A major cyberattack is never good for business, nor is it good for a company's stock price.
T-Mobile US Inc. shares slid this week after the company announced it was investigating claims of a security breach. T-Mobile confirmed Aug. 18 that a subset of company customer data had been accessed by unauthorized individuals. This subset included just over 40 million records of former or prospective customers who had previously applied for credit with the carrier, as well as 7.8 million current T-Mobile postpaid customer accounts' information. Both figures were subsequently raised on Aug. 20.
Analysts told S&P Global Market Intelligence that customers will likely view the incident as an unfortunate reality of having a cell phone and not a reason to switch carriers.
"In reality, most people aren't negatively affected enough to consider changing providers or getting rid of their cell phones.
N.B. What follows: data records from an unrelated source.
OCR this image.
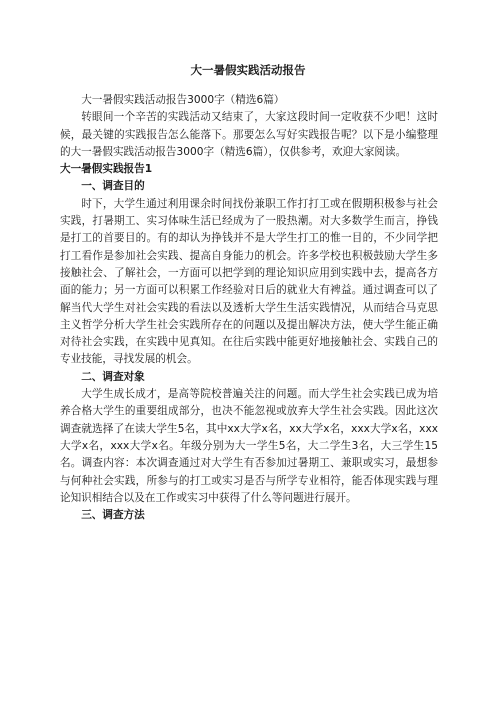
大一暑假实践活动报告

大一暑假实践活动报告3000字（精选6篇）

转眼间一个辛苦的实践活动又结束了，大家这段时间一定收获不少吧！这时候，最关键的实践报告怎么能落下。那要怎么写好实践报告呢？以下是小编整理的大一暑假实践活动报告3000字（精选6篇），仅供参考，欢迎大家阅读。

大一暑假实践报告1

一、调查目的

时下，大学生通过利用课余时间找份兼职工作打打工或在假期积极参与社会实践，打暑期工、实习体味生活已经成为了一股热潮。对大多数学生而言，挣钱是打工的首要目的。有的却认为挣钱并不是大学生打工的惟一目的，不少同学把打工看作是参加社会实践、提高自身能力的机会。许多学校也积极鼓励大学生多接触社会、了解社会，一方面可以把学到的理论知识应用到实践中去，提高各方面的能力；另一方面可以积累工作经验对日后的就业大有裨益。通过调查可以了解当代大学生对社会实践的看法以及透析大学生生活实践情况，从而结合马克思主义哲学分析大学生社会实践所存在的问题以及提出解决方法，使大学生能正确对待社会实践，在实践中见真知。在往后实践中能更好地接触社会、实践自己的专业技能，寻找发展的机会。

二、调查对象

大学生成长成才，是高等院校普遍关注的问题。而大学生社会实践已成为培养合格大学生的重要组成部分，也决不能忽视或放弃大学生社会实践。因此这次调查就选择了在读大学生5名，其中xx大学x名，xx大学x名，xxx大学x名，xxx大学x名，xxx大学x名。年级分别为大一学生5名，大二学生3名，大三学生15名。调查内容：本次调查通过对大学生有否参加过暑期工、兼职或实习，最想参与何种社会实践，所参与的打工或实习是否与所学专业相符，能否体现实践与理论知识相结合以及在工作或实习中获得了什么等问题进行展开。

三、调查方法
It's just an assumed risk," Recon Analytics analyst Roger Entner said.
However, data from 451 Research's "Voice of the Connected User Landscape: Connected Customer, Trust and Privacy" survey shows some consumers rethink their relationship with a business if it suffers a data breach that exposes the consumer's data. Among respondents who had been notified that they were affected by the breach, nearly 1 in 5 respondents reduced business with the company that was breached. About 15% canceled their accounts and switched to new providers.
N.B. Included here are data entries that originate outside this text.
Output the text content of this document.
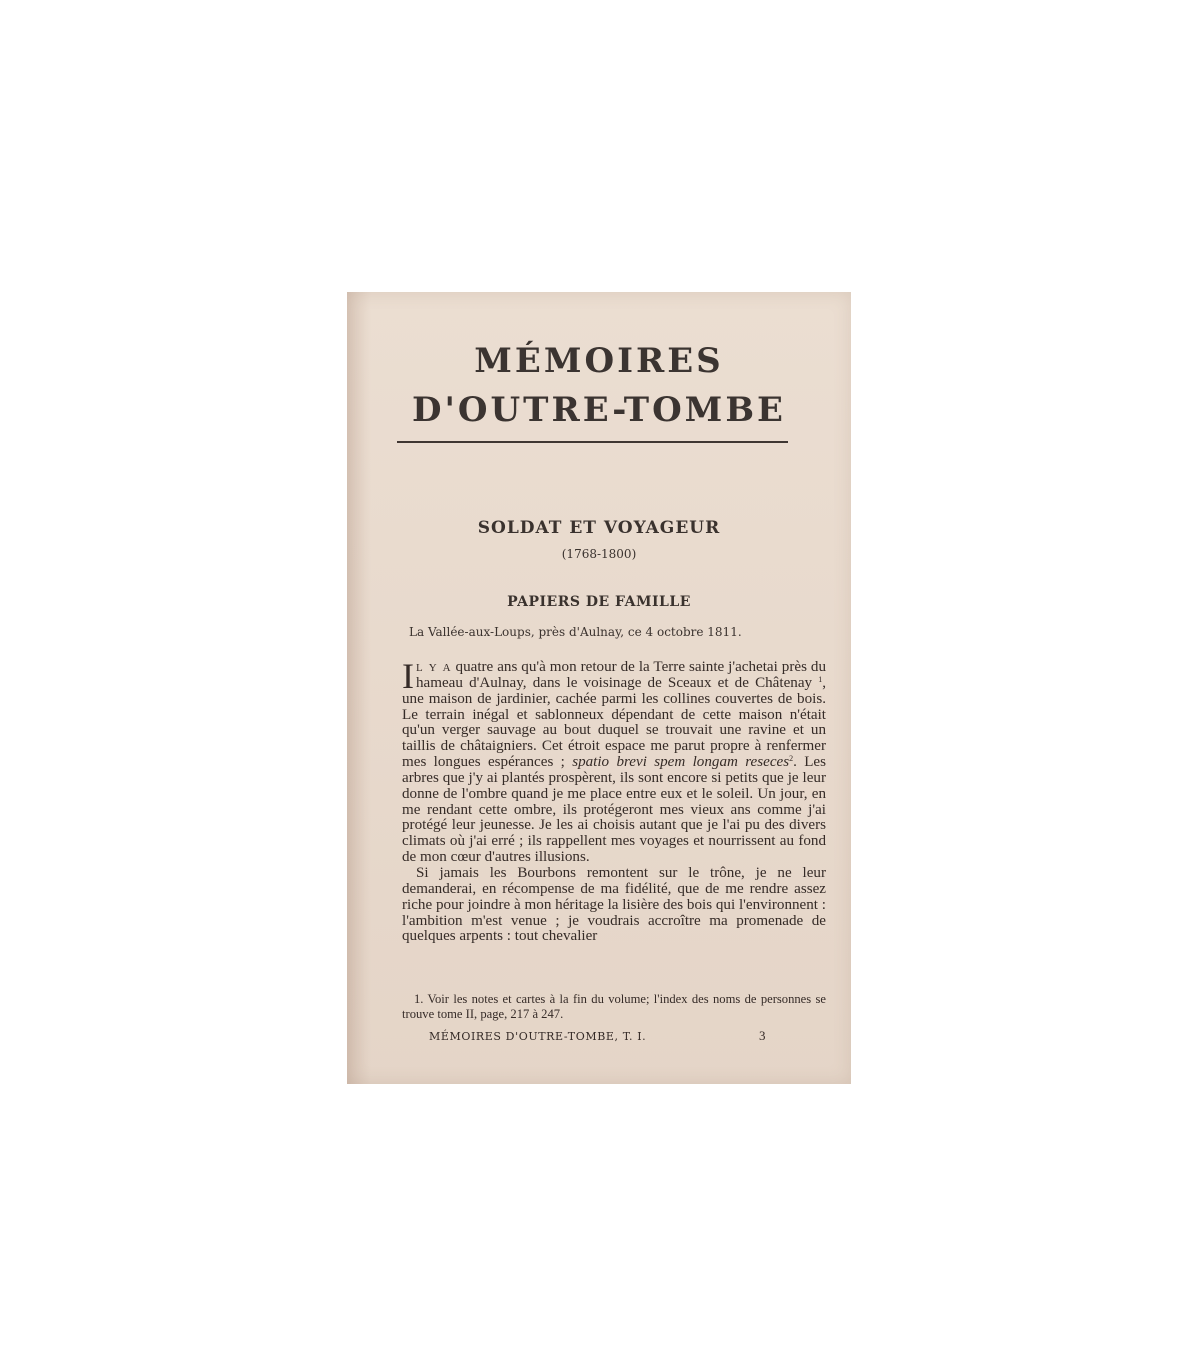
MÉMOIRES
D'OUTRE-TOMBE
SOLDAT ET VOYAGEUR

(1768-1800)

PAPIERS DE FAMILLE

La Vallée-aux-Loups, près d'Aulnay, ce 4 octobre 1811.

Il y a quatre ans qu'à mon retour de la Terre sainte j'achetai près du hameau d'Aulnay, dans le voisinage de Sceaux et de Châtenay $^1$, une maison de jardinier, cachée parmi les collines couvertes de bois. Le terrain inégal et sablonneux dépendant de cette maison n'était qu'un verger sauvage au bout duquel se trouvait une ravine et un taillis de châtaigniers. Cet étroit espace me parut propre à renfermer mes longues espérances ; spatio brevi spem longam reseces$^2$. Les arbres que j'y ai plantés prospèrent, ils sont encore si petits que je leur donne de l'ombre quand je me place entre eux et le soleil. Un jour, en me rendant cette ombre, ils protégeront mes vieux ans comme j'ai protégé leur jeunesse. Je les ai choisis autant que je l'ai pu des divers climats où j'ai erré ; ils rappellent mes voyages et nourrissent au fond de mon cœur d'autres illusions.

Si jamais les Bourbons remontent sur le trône, je ne leur demanderai, en récompense de ma fidélité, que de me rendre assez riche pour joindre à mon héritage la lisière des bois qui l'environnent : l'ambition m'est venue ; je voudrais accroître ma promenade de quelques arpents : tout chevalier

1. Voir les notes et cartes à la fin du volume; l'index des noms de personnes se trouve tome II, page, 217 à 247.

MÉMOIRES D'OUTRE-TOMBE, T. I.	3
T-Mobile shares closed at $140.89 apiece, down 2.8% for the week to date.
In streaming, Netflix Inc. shares popped on Aug. 19 to close at $543.71, up 5.4% for the week to date. During the week, news broke that the U.S. Securities Exchange Commission on Aug. 18 charged three former Netflix software engineers and two others with insider trading that netted the group more than $3 million in profits.
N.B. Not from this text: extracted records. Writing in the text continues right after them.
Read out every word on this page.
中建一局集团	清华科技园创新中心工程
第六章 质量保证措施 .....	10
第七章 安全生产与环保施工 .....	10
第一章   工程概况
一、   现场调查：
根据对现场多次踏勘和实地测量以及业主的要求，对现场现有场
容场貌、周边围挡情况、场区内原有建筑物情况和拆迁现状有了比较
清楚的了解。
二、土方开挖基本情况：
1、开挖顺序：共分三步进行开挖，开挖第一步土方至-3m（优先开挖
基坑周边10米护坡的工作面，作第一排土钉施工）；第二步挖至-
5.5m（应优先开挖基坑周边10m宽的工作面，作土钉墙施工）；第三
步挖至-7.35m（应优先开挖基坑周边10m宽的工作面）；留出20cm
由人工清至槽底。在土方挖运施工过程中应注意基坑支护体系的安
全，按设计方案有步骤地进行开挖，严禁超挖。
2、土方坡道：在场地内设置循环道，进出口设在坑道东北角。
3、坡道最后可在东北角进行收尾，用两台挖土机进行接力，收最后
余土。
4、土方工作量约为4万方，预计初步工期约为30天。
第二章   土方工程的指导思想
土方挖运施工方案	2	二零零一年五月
Sung Mo "Jay" Jun, a former software engineer at the company, allegedly led the insider trading ring, accessing data on subscriber growth and trading shares of Netflix prior to earnings announcements. The SEC caught the group by using tools that detect when traders have improbable levels of success trading the securities of a company over a period of time.
"The defendants allegedly tried to evade detection by using encrypted messaging applications and paying cash kickbacks," Joseph Sansone, chief of the SEC's Market Abuse Unit, said in a news release. "This case reflects our continued use of sophisticated analytical tools to detect, unravel and halt pernicious insider trading schemes that involve multiple tippers, traders, and market events."
The SEC's complaint was filed in federal court in Seattle. In a parallel action, the U.S. Attorney's Office for the Western District of Washington filed criminal charges against members of the ring.
Pivoting to Cisco Systems Inc., shares of the communications equipment company were up slightly after it reported strengthened revenue growth on its Aug. 18 earnings call.
The company's total revenue climbed 8% year over year to $13.13 billion in the fiscal fourth quarter ended July 31, as product order growth hit 31%, the highest rate in more than a decade, the company reported. Cisco projected revenue growth of 5% to 7% for fiscal year 2022. The S&P Capital IQ consensus estimate for revenue was $13.04 billion.
Executives on the call said prevailing supply chain concerns may affect future earnings, but Wall Street felt differently. Jefferies analyst George Notter maintained Cisco at a "Buy" rating and upped its price target to $63 from $55.15, saying that Cisco may become financially stronger once supply chain issues resolve.
Cisco shares closed at $57.27 on Aug. 19, up more than 1% for the week to date.
In social media, shares of Facebook Inc. remained stable on Aug. 19 despite the U.S. Federal Trade Commission refiling a case against the company alleging monopoly power for its purchases of photo blogging app Instagram LLC and messaging platform WhatsApp Inc.
The filing, which amends a complaint first introduced last year that was later rejected due to insufficient evidence, claims the social media giant used a "buy-or-bury" scheme to maintain market dominance against its competitors. The filing also states Facebook deployed a surveillance-based advertising model to impose burdens on its users.
"It is unfortunate that despite the court's dismissal of the complaint and conclusion that it lacked the basis for a claim, the FTC has chosen to continue," Facebook said in an Aug. 19 tweet.
Facebook shares closed at $355.12 on Aug. 19, down 2.2% for the week to date.
The S&P 500 closed at 4,405.80, down 1.4% for the week ended Aug. 19 after meeting minutes released from the Federal Open Market Committee on Aug. 18 signaled a majority of U.S. Federal Reserve officials are ready to taper asset purchases as early as this year, alongside a weaker retail sales report from the Commerce Department on Aug. 17.